Cooked books, insider trading, dangerous faulty products in the supply chain. Many of these abuses that regulators attempt to police are only possible because of a lack of immutability, transparency, and traceability. Transparency, immutability, and traceability are powerful incentives for good behavior and can have huge benefits for investors, consumers, and businesses and save $Billions.

Privacy

The promise of users owning and controlling their own data will enable user-controlled levels of privacy, which is an option not available for users of Web 2.0. In applications where Blockchain is employed, Blockchain’s immutability and transparency would seem to be at odds with privacy but there are ways to design Blockchain systems that comply with privacy standards like GDPR. Especially if users are the ones owning their data and are sharing it via smart contracts for specific uses that they control.

Tim Berners-Lee, who brought us the World Wide Web and the concept of the Semantic Web has a new project addressing data privacy, ownership, and security. Solid is a specification that lets people store their data securely in decentralized data stores called Pods. Pods are like secure personal web servers for data. When data is stored in someone's Pod, they control which people and applications can access it. Solid does not use Blockchain but it can interact with and use blockchain initiatives. Solid technology is seeing some traction. The Government of Flanders announced that it is working on giving every citizen a Solid Pod.

Web 3.0 technologies have the potential to enable users to have both privacy and personalization. That would mean users no longer have to trade privacy for personalization. Good news for users, potentially bad news for companies whose business model depends on selling users’ data.

Prepare for Historic Levels of Disruption

It’s not hard to find posts gushing over the imminent digital utopia that Web 3.0 will usher in. A democratic, decentralized web where the power is in the hands of the users. Certainly, there is the potential for unprecedented benefits for users. Businesses that can adapt to the new paradigm and take advantage of the new opportunities will also see huge benefits.

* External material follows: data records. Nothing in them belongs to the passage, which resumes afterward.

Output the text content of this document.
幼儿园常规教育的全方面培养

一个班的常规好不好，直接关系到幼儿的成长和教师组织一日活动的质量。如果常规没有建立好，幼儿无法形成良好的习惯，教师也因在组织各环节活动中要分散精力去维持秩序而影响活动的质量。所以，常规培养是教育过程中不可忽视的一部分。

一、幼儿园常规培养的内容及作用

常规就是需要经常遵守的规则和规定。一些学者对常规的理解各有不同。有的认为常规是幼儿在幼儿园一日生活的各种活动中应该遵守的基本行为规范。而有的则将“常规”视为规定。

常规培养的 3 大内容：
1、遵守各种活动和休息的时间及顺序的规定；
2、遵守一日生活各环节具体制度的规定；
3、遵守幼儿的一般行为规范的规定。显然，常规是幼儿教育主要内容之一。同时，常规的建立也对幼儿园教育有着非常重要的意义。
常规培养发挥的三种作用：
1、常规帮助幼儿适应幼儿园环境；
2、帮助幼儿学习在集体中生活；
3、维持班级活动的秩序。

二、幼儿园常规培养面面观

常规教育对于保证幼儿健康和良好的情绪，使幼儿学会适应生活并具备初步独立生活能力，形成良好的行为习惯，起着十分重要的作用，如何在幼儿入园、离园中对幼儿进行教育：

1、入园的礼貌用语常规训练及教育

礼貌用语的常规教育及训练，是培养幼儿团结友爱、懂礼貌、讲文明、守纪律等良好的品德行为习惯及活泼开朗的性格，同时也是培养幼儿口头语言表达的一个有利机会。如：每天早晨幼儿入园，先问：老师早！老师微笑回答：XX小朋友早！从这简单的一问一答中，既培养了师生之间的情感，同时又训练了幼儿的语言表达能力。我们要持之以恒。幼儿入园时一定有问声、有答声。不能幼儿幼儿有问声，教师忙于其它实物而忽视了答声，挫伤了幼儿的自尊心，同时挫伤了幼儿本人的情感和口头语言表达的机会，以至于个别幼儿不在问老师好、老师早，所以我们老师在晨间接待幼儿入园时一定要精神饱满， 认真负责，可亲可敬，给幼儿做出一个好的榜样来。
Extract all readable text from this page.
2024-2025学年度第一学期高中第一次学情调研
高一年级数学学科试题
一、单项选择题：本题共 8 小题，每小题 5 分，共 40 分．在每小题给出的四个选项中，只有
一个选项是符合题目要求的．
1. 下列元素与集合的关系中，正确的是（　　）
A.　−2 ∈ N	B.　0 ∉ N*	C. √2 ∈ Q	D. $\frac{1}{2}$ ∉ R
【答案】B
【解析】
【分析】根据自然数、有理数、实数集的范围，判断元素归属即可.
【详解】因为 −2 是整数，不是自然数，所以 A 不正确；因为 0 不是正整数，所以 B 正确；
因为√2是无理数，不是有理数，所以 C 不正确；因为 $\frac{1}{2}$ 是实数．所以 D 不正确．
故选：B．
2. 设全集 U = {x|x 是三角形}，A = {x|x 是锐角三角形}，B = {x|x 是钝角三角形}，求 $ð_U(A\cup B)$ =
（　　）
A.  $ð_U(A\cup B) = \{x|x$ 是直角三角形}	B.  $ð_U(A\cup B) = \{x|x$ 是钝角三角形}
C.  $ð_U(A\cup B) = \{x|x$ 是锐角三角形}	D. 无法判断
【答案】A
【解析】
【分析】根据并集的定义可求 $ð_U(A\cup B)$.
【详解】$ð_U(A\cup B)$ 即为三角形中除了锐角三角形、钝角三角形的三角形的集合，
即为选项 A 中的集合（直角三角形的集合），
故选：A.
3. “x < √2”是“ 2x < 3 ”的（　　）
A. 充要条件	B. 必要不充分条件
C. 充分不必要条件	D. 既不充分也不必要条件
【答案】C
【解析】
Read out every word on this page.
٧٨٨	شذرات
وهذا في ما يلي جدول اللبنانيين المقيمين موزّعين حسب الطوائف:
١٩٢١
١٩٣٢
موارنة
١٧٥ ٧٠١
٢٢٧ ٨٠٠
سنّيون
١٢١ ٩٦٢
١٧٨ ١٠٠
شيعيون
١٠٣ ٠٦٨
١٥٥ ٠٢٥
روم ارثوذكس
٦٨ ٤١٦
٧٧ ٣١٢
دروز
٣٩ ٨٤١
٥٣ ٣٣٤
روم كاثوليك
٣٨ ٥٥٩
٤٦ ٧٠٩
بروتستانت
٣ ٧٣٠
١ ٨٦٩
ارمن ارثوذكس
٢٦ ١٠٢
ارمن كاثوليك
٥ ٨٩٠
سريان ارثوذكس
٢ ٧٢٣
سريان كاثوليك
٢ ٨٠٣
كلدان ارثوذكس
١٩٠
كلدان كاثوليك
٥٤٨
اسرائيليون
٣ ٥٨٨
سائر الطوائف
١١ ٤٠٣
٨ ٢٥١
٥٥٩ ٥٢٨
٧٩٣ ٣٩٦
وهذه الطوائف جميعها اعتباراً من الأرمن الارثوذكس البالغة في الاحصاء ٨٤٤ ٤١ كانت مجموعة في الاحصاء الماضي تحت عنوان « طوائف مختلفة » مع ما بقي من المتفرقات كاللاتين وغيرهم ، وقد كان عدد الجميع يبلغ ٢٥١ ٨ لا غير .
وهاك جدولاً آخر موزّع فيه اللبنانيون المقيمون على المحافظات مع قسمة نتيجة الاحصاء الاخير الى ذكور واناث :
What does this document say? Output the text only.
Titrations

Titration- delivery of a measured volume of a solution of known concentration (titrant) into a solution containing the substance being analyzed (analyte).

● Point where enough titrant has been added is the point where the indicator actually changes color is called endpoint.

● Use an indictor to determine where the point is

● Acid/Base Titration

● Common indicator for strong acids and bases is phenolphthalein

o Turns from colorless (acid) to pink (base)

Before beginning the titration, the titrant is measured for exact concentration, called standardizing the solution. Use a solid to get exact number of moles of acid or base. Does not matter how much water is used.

However, just a cursory reading of history or even a look back at Web 2.0 will tell you that with disruptive change comes unknowable, unforeseeable, and unintended consequences. The bigger the disruption, the bigger the consequences. It’s impossible to predict what the full impact of Web 3.0 will be. But it has the potential to cause major disruptions to our financial, commercial, social, and political systems. That’s a very complex ecosystem. When you start moving the puzzle pieces around it’s impossible to say what the knock-on effects — good or bad — will be. Think back at how Web 2.0 completely transformed our world — social media, mobile apps, cloud computing, machine learning, and big data — and now imagine exponentially bigger change at a much faster pace.

The pandemic proved that businesses could be incredibly agile and could affect dramatic change virtually overnight. Those skills will be critical as we transition to Web 3.0. You should prepare for the trends that can be reasonably anticipated but you must also prepare to be able to respond rapidly to large changes that can not be predicted.